Question

Calculate the pka for the weak acid HA that is 2.3% ionized in a .080M solution. How would I do this?

Answer 1

for the pKa value first let us find percent ionisation to molarity

As 100% gives 0.08M concentration of H+ or pH of solution is -log(0.08) =1.096

2.3% ionisation = 2.3*0.08/100=1.84*10^-3M concentration of H⁺

K_a = [A^-]_eq [H⁺]_eq/[HA]_eq

We know the equilibrium concentration of H⁺, since we were given the pH of the solution.  [H⁺]_eq = 1.84*10^-3M

2.  We know the initial concentration of HA.  We will lose x moles of this as the acid undergoes dissociation to form A^- and H⁺.

3.                                 [HA](M)                 [H⁺](M)           [A^-](M)
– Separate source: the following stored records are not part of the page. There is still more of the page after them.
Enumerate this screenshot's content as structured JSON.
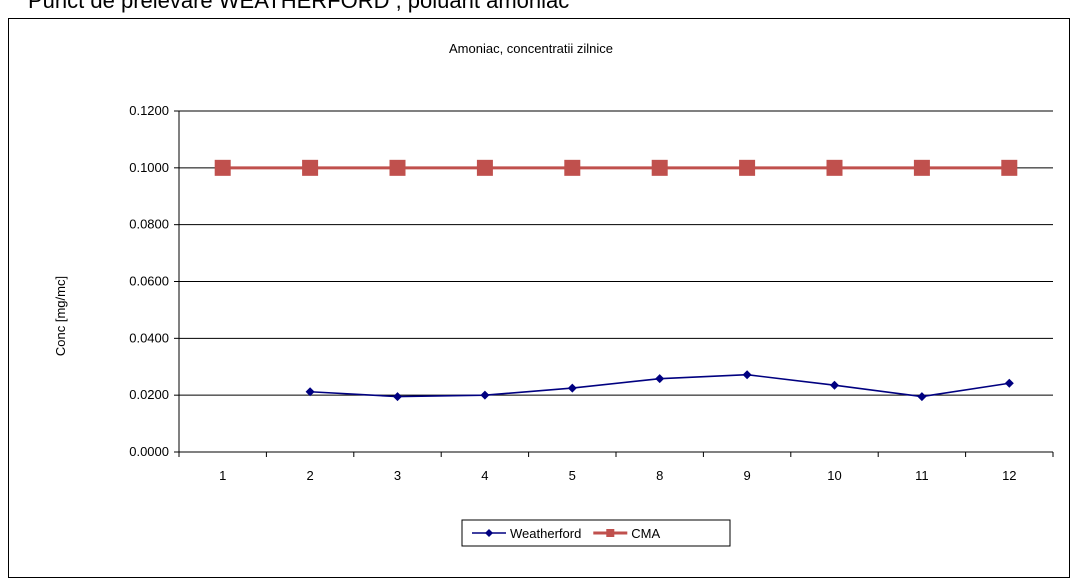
{
  "page": {
    "heading": "Punct de prelevare WEATHERFORD , poluant amoniac"
  },
  "chart_data": {
    "type": "line",
    "title": "Amoniac, concentratii zilnice",
    "xlabel": "",
    "ylabel": "Conc [mg/mc]",
    "categories": [
      "1",
      "2",
      "3",
      "4",
      "5",
      "8",
      "9",
      "10",
      "11",
      "12"
    ],
    "ylim": [
      0,
      0.12
    ],
    "yticks": [
      0.0,
      0.02,
      0.04,
      0.06,
      0.08,
      0.1,
      0.12
    ],
    "ytick_labels": [
      "0.0000",
      "0.0200",
      "0.0400",
      "0.0600",
      "0.0800",
      "0.1000",
      "0.1200"
    ],
    "grid": true,
    "legend_position": "bottom",
    "series": [
      {
        "name": "Weatherford",
        "color": "#000080",
        "marker": "diamond",
        "values": [
          null,
          0.0212,
          0.0195,
          0.02,
          0.0225,
          0.0258,
          0.0272,
          0.0235,
          0.0195,
          0.0242
        ]
      },
      {
        "name": "CMA",
        "color": "#c0504d",
        "marker": "square",
        "values": [
          0.1,
          0.1,
          0.1,
          0.1,
          0.1,
          0.1,
          0.1,
          0.1,
          0.1,
          0.1
        ]
      }
    ]
  }
}
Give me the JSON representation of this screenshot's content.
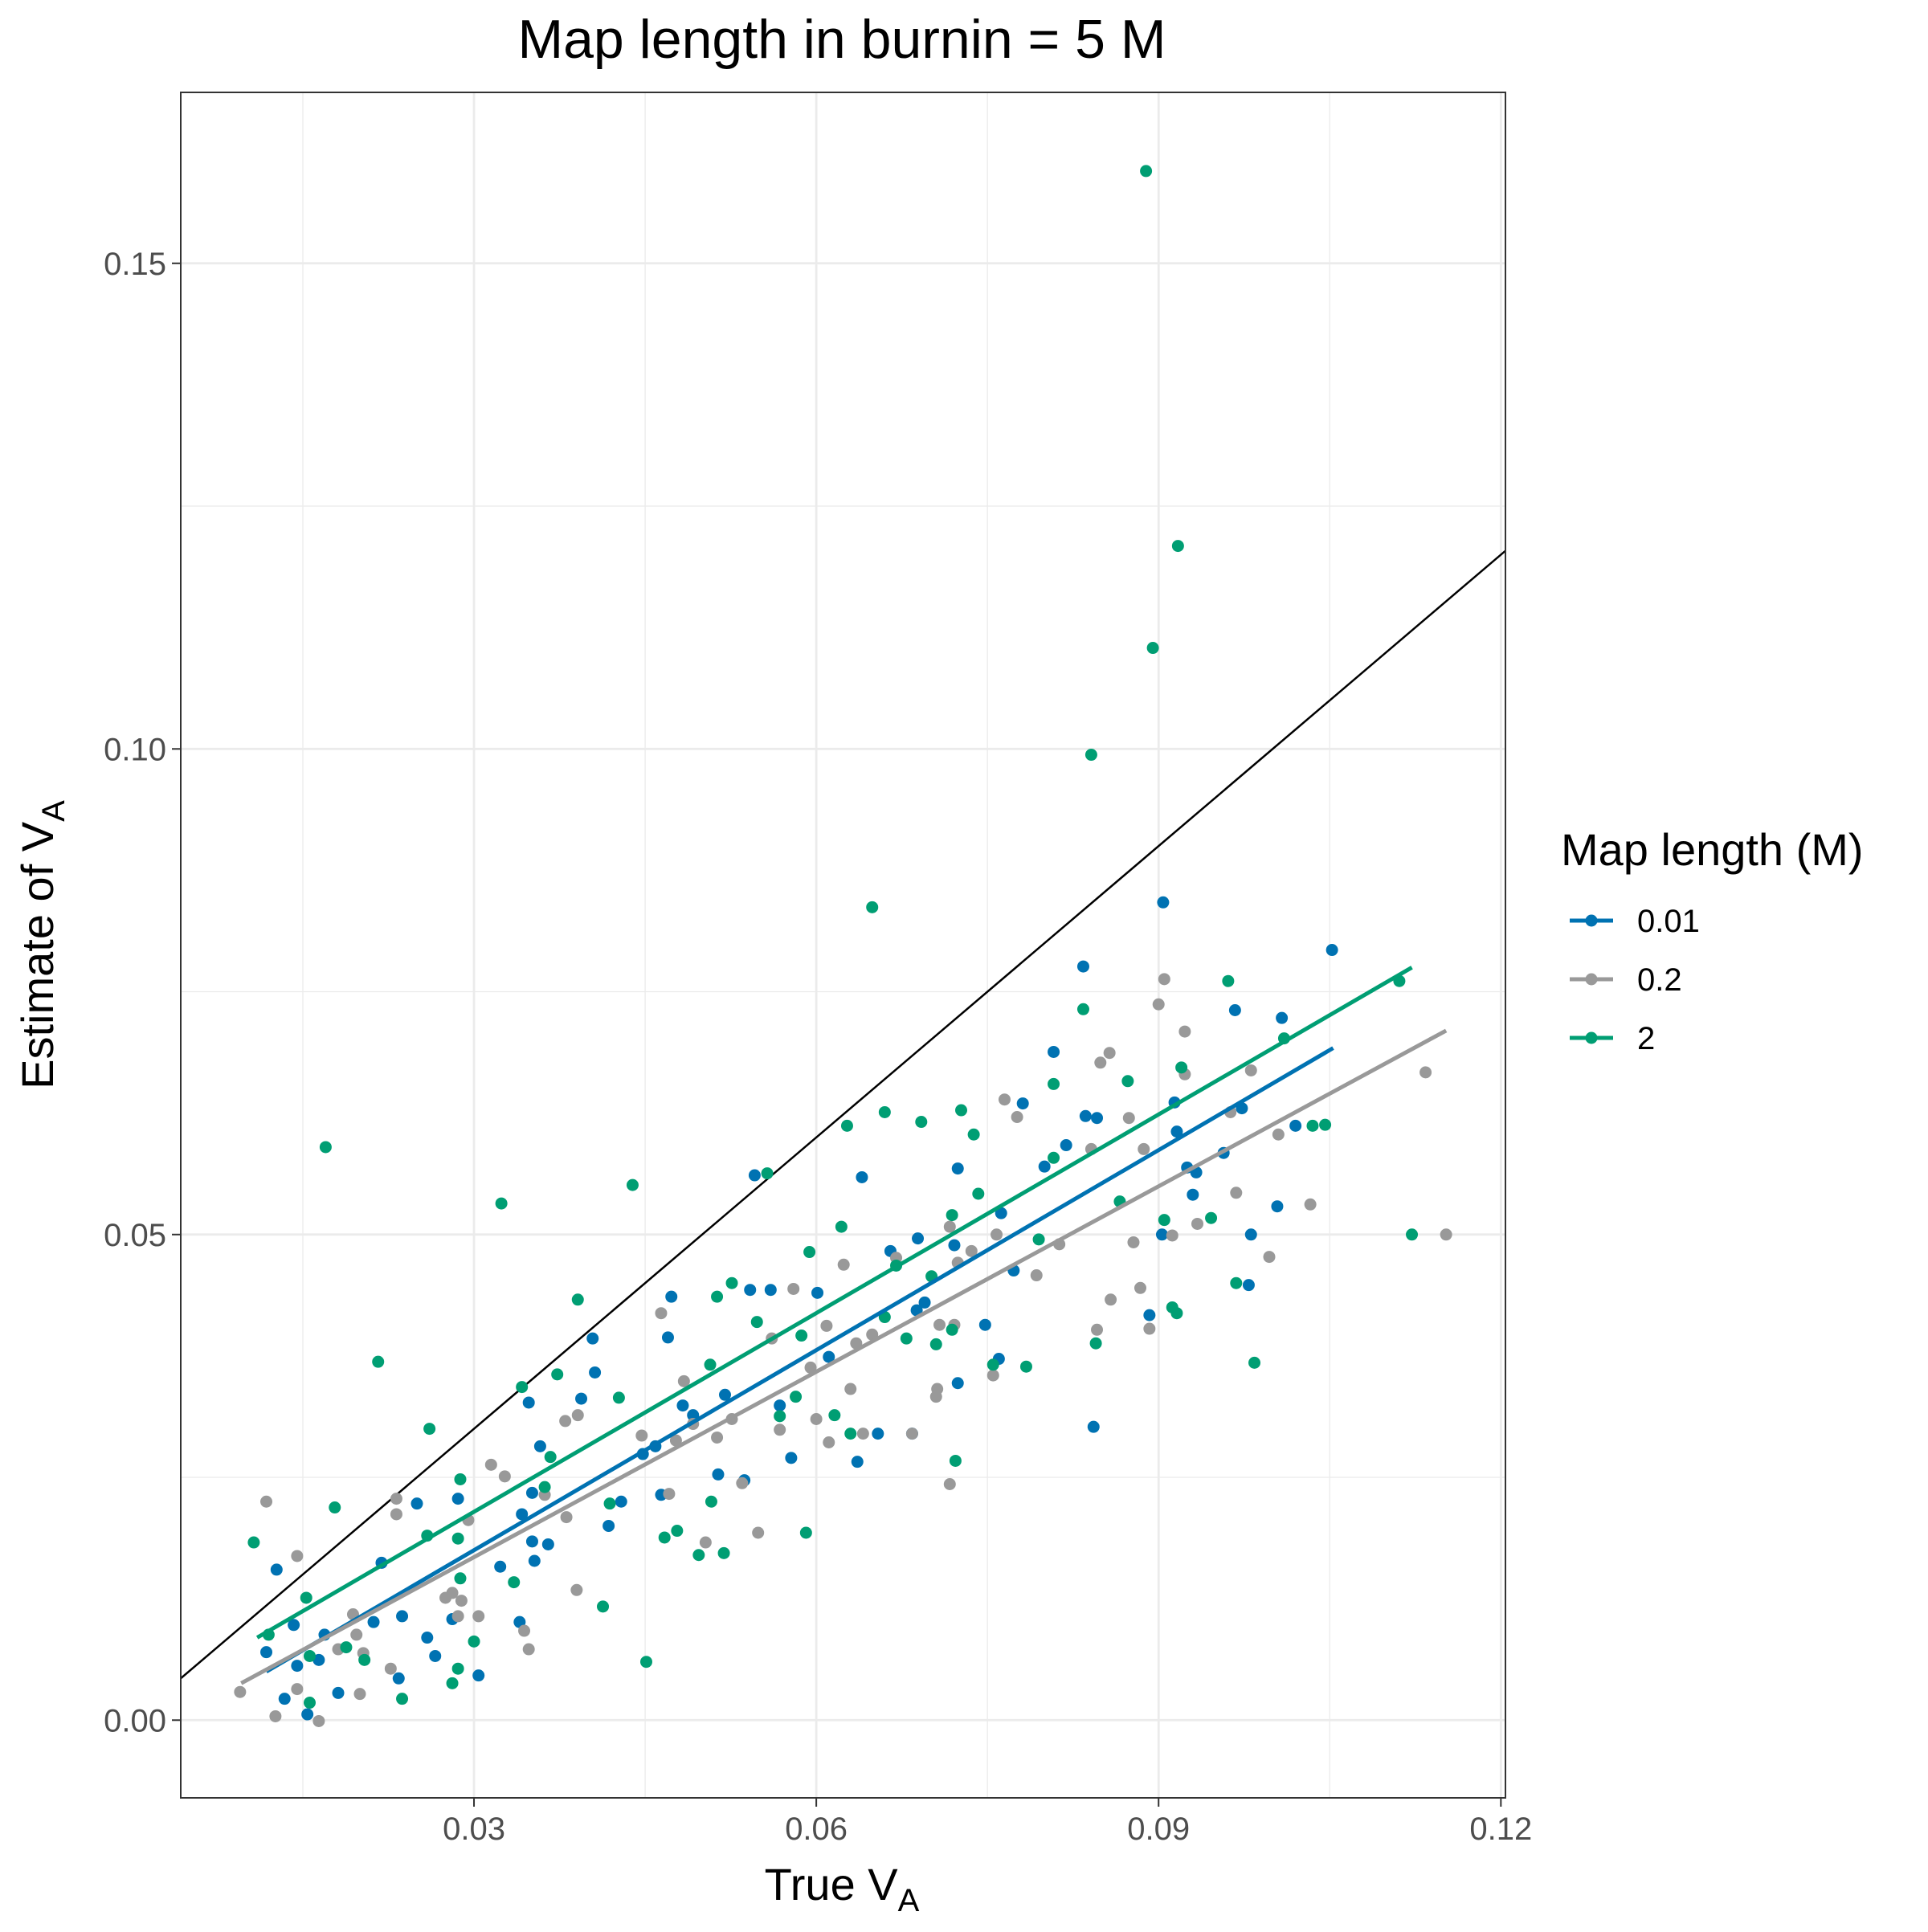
{
  "chart_data": {
    "type": "scatter",
    "title": "Map length in burnin = 5 M",
    "x_label": {
      "text": "True V",
      "subscript": "A"
    },
    "y_label": {
      "text": "Estimate of V",
      "subscript": "A"
    },
    "xlim": [
      0.0043,
      0.1204
    ],
    "ylim": [
      -0.008,
      0.1676
    ],
    "xticks": [
      0.03,
      0.06,
      0.09,
      0.12
    ],
    "yticks": [
      {
        "value": 0,
        "label": "0.00"
      },
      0.05,
      {
        "value": 0.1,
        "label": "0.10"
      },
      0.15
    ],
    "x_minor_ticks": [
      0.015,
      0.045,
      0.075,
      0.105
    ],
    "y_minor_ticks": [
      0.025,
      0.075,
      0.125
    ],
    "grid": true,
    "reference_line": {
      "slope": 1,
      "intercept": 0,
      "color": "#000000"
    },
    "legend": {
      "title": "Map length (M)",
      "position": "right"
    },
    "series": [
      {
        "name": "0.01",
        "color": "#0072B2",
        "fit_x": [
          0.0118,
          0.1053
        ],
        "fit_y": [
          0.005,
          0.0692
        ],
        "x": [
          0.0118,
          0.0127,
          0.0134,
          0.0142,
          0.0145,
          0.0154,
          0.0164,
          0.0169,
          0.0181,
          0.0212,
          0.0219,
          0.0234,
          0.0237,
          0.025,
          0.0259,
          0.0266,
          0.0281,
          0.0286,
          0.0304,
          0.0323,
          0.034,
          0.0342,
          0.0348,
          0.0351,
          0.0351,
          0.0353,
          0.0358,
          0.0365,
          0.0394,
          0.0404,
          0.0406,
          0.0418,
          0.0429,
          0.0448,
          0.0459,
          0.0464,
          0.047,
          0.0473,
          0.0483,
          0.0492,
          0.0514,
          0.052,
          0.0537,
          0.0542,
          0.0546,
          0.056,
          0.0568,
          0.0578,
          0.0601,
          0.0611,
          0.0636,
          0.064,
          0.0654,
          0.0665,
          0.0684,
          0.0688,
          0.0689,
          0.0695,
          0.0721,
          0.0724,
          0.0724,
          0.0748,
          0.076,
          0.0762,
          0.0773,
          0.0781,
          0.08,
          0.0808,
          0.0819,
          0.0834,
          0.0836,
          0.0843,
          0.0846,
          0.0892,
          0.0904,
          0.0903,
          0.0914,
          0.0916,
          0.0925,
          0.093,
          0.0933,
          0.0957,
          0.0967,
          0.0973,
          0.0981,
          0.0979,
          0.1004,
          0.1008,
          0.102,
          0.1052
        ],
        "values": [
          0.007,
          0.0155,
          0.0022,
          0.0098,
          0.0056,
          0.0006,
          0.0062,
          0.0088,
          0.0028,
          0.0101,
          0.0162,
          0.0043,
          0.0107,
          0.0223,
          0.0085,
          0.0066,
          0.0104,
          0.0228,
          0.0046,
          0.0158,
          0.0101,
          0.0212,
          0.0327,
          0.0234,
          0.0184,
          0.0164,
          0.0282,
          0.0181,
          0.0331,
          0.0393,
          0.0358,
          0.02,
          0.0225,
          0.0274,
          0.0282,
          0.0232,
          0.0394,
          0.0436,
          0.0324,
          0.0314,
          0.0253,
          0.0335,
          0.0247,
          0.0443,
          0.0561,
          0.0443,
          0.0324,
          0.027,
          0.044,
          0.0374,
          0.0266,
          0.0559,
          0.0295,
          0.0483,
          0.0295,
          0.0422,
          0.0496,
          0.043,
          0.0489,
          0.0568,
          0.0347,
          0.0407,
          0.0372,
          0.0522,
          0.0463,
          0.0635,
          0.057,
          0.0688,
          0.0592,
          0.0776,
          0.0622,
          0.0302,
          0.062,
          0.0417,
          0.0842,
          0.05,
          0.0636,
          0.0606,
          0.0569,
          0.0541,
          0.0564,
          0.0584,
          0.0731,
          0.063,
          0.05,
          0.0448,
          0.0529,
          0.0723,
          0.0612,
          0.0793
        ]
      },
      {
        "name": "0.2",
        "color": "#999999",
        "fit_x": [
          0.0096,
          0.1152
        ],
        "fit_y": [
          0.0038,
          0.071
        ],
        "x": [
          0.0095,
          0.0118,
          0.0126,
          0.0145,
          0.0145,
          0.0164,
          0.0181,
          0.0194,
          0.0197,
          0.02,
          0.0203,
          0.0227,
          0.0232,
          0.0232,
          0.0275,
          0.0281,
          0.0286,
          0.0289,
          0.0295,
          0.0304,
          0.0315,
          0.0327,
          0.0344,
          0.0348,
          0.0362,
          0.038,
          0.0381,
          0.0391,
          0.039,
          0.0447,
          0.0464,
          0.0471,
          0.0477,
          0.0484,
          0.0492,
          0.0503,
          0.0513,
          0.0526,
          0.0535,
          0.0549,
          0.0561,
          0.0568,
          0.058,
          0.0595,
          0.06,
          0.0609,
          0.0611,
          0.0624,
          0.063,
          0.0635,
          0.0641,
          0.0649,
          0.067,
          0.0684,
          0.0706,
          0.0705,
          0.0708,
          0.0717,
          0.0717,
          0.0721,
          0.0724,
          0.0736,
          0.0758,
          0.0755,
          0.0765,
          0.0776,
          0.0793,
          0.0813,
          0.0841,
          0.0846,
          0.0849,
          0.0857,
          0.0858,
          0.0874,
          0.0878,
          0.0884,
          0.0887,
          0.0892,
          0.09,
          0.0905,
          0.0912,
          0.0923,
          0.0923,
          0.0934,
          0.0963,
          0.0968,
          0.0981,
          0.0997,
          0.1005,
          0.1033,
          0.1134,
          0.1152
        ],
        "values": [
          0.0029,
          0.0225,
          0.0004,
          0.0169,
          0.0032,
          -0.0001,
          0.0073,
          0.0109,
          0.0088,
          0.0027,
          0.0069,
          0.0053,
          0.0228,
          0.0212,
          0.0126,
          0.0131,
          0.0107,
          0.0123,
          0.0206,
          0.0107,
          0.0263,
          0.0251,
          0.0092,
          0.0073,
          0.0232,
          0.0308,
          0.0209,
          0.0314,
          0.0134,
          0.0293,
          0.0419,
          0.0233,
          0.0288,
          0.0349,
          0.0305,
          0.0183,
          0.0291,
          0.031,
          0.0244,
          0.0193,
          0.0393,
          0.0299,
          0.0444,
          0.0363,
          0.031,
          0.0406,
          0.0286,
          0.0469,
          0.0341,
          0.0388,
          0.0295,
          0.0397,
          0.0476,
          0.0295,
          0.0341,
          0.0333,
          0.0407,
          0.0243,
          0.0508,
          0.0407,
          0.0471,
          0.0483,
          0.05,
          0.0355,
          0.0639,
          0.0621,
          0.0458,
          0.049,
          0.0588,
          0.0402,
          0.0677,
          0.0687,
          0.0433,
          0.062,
          0.0492,
          0.0445,
          0.0588,
          0.0403,
          0.0737,
          0.0763,
          0.0499,
          0.0709,
          0.0665,
          0.0511,
          0.0626,
          0.0543,
          0.0669,
          0.0477,
          0.0603,
          0.0531,
          0.0667,
          0.05
        ]
      },
      {
        "name": "2",
        "color": "#009E73",
        "fit_x": [
          0.011,
          0.1122
        ],
        "fit_y": [
          0.0085,
          0.0775
        ],
        "x": [
          0.0107,
          0.012,
          0.0153,
          0.0156,
          0.0156,
          0.017,
          0.0178,
          0.0188,
          0.0204,
          0.0216,
          0.0259,
          0.0261,
          0.0237,
          0.0281,
          0.0286,
          0.0288,
          0.0288,
          0.0286,
          0.03,
          0.0324,
          0.0335,
          0.0342,
          0.0362,
          0.0367,
          0.0373,
          0.0391,
          0.0413,
          0.0419,
          0.0427,
          0.0439,
          0.0451,
          0.0467,
          0.0478,
          0.0497,
          0.0507,
          0.0508,
          0.0513,
          0.0519,
          0.0526,
          0.0548,
          0.0557,
          0.0568,
          0.0582,
          0.0587,
          0.0591,
          0.0594,
          0.0616,
          0.0622,
          0.0627,
          0.063,
          0.0649,
          0.066,
          0.066,
          0.067,
          0.0679,
          0.0692,
          0.0701,
          0.0705,
          0.0719,
          0.0719,
          0.0722,
          0.0727,
          0.0738,
          0.0742,
          0.0755,
          0.0784,
          0.0795,
          0.0808,
          0.0808,
          0.0834,
          0.0841,
          0.0845,
          0.0866,
          0.0873,
          0.0889,
          0.0895,
          0.0905,
          0.0912,
          0.0917,
          0.0916,
          0.092,
          0.0946,
          0.0961,
          0.0968,
          0.0984,
          0.101,
          0.1035,
          0.1046,
          0.1111,
          0.1122
        ],
        "values": [
          0.0183,
          0.0088,
          0.0126,
          0.0066,
          0.0018,
          0.059,
          0.0219,
          0.0075,
          0.0062,
          0.0369,
          0.019,
          0.03,
          0.0022,
          0.0038,
          0.0053,
          0.0248,
          0.0146,
          0.0187,
          0.0081,
          0.0532,
          0.0142,
          0.0343,
          0.024,
          0.0271,
          0.0356,
          0.0433,
          0.0117,
          0.0223,
          0.0332,
          0.0551,
          0.006,
          0.0188,
          0.0195,
          0.017,
          0.0366,
          0.0225,
          0.0436,
          0.0172,
          0.045,
          0.041,
          0.0563,
          0.0313,
          0.0333,
          0.0396,
          0.0193,
          0.0482,
          0.0314,
          0.0508,
          0.0612,
          0.0295,
          0.0837,
          0.0626,
          0.0415,
          0.0468,
          0.0393,
          0.0616,
          0.0457,
          0.0387,
          0.052,
          0.0402,
          0.0267,
          0.0628,
          0.0603,
          0.0542,
          0.0366,
          0.0364,
          0.0495,
          0.0579,
          0.0655,
          0.0732,
          0.0994,
          0.0388,
          0.0534,
          0.0658,
          0.1595,
          0.1104,
          0.0515,
          0.0425,
          0.1209,
          0.0419,
          0.0672,
          0.0517,
          0.0761,
          0.045,
          0.0368,
          0.0702,
          0.0612,
          0.0613,
          0.0761,
          0.05
        ]
      }
    ]
  }
}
            Initial                0.08 0.00                 0.00

            Change             -x                                 +x                    +x

            Equilibrium       0.08 -x x                      x

  K_a   =   (x)(x)

                      (0.08 - x)

4.  Assume that all of the H⁺ comes from the acid, and none from water.   We know that the [H⁺]_eq = 1.84*10^-3M

We can also see that the concentration of HA will change very little, from 0.08 to 0.08 - 1.84 x 10^-3.  The change in concentration can be ignored if it is less than 5% of the original concentration.  0.08 M x 5%, so the change in [HA] in this problem can be ignored.

Ka=(1.84*10^-3)²/0.08=4.2*10^-5

Ka = 10^(-pKa)

so pKa=4.37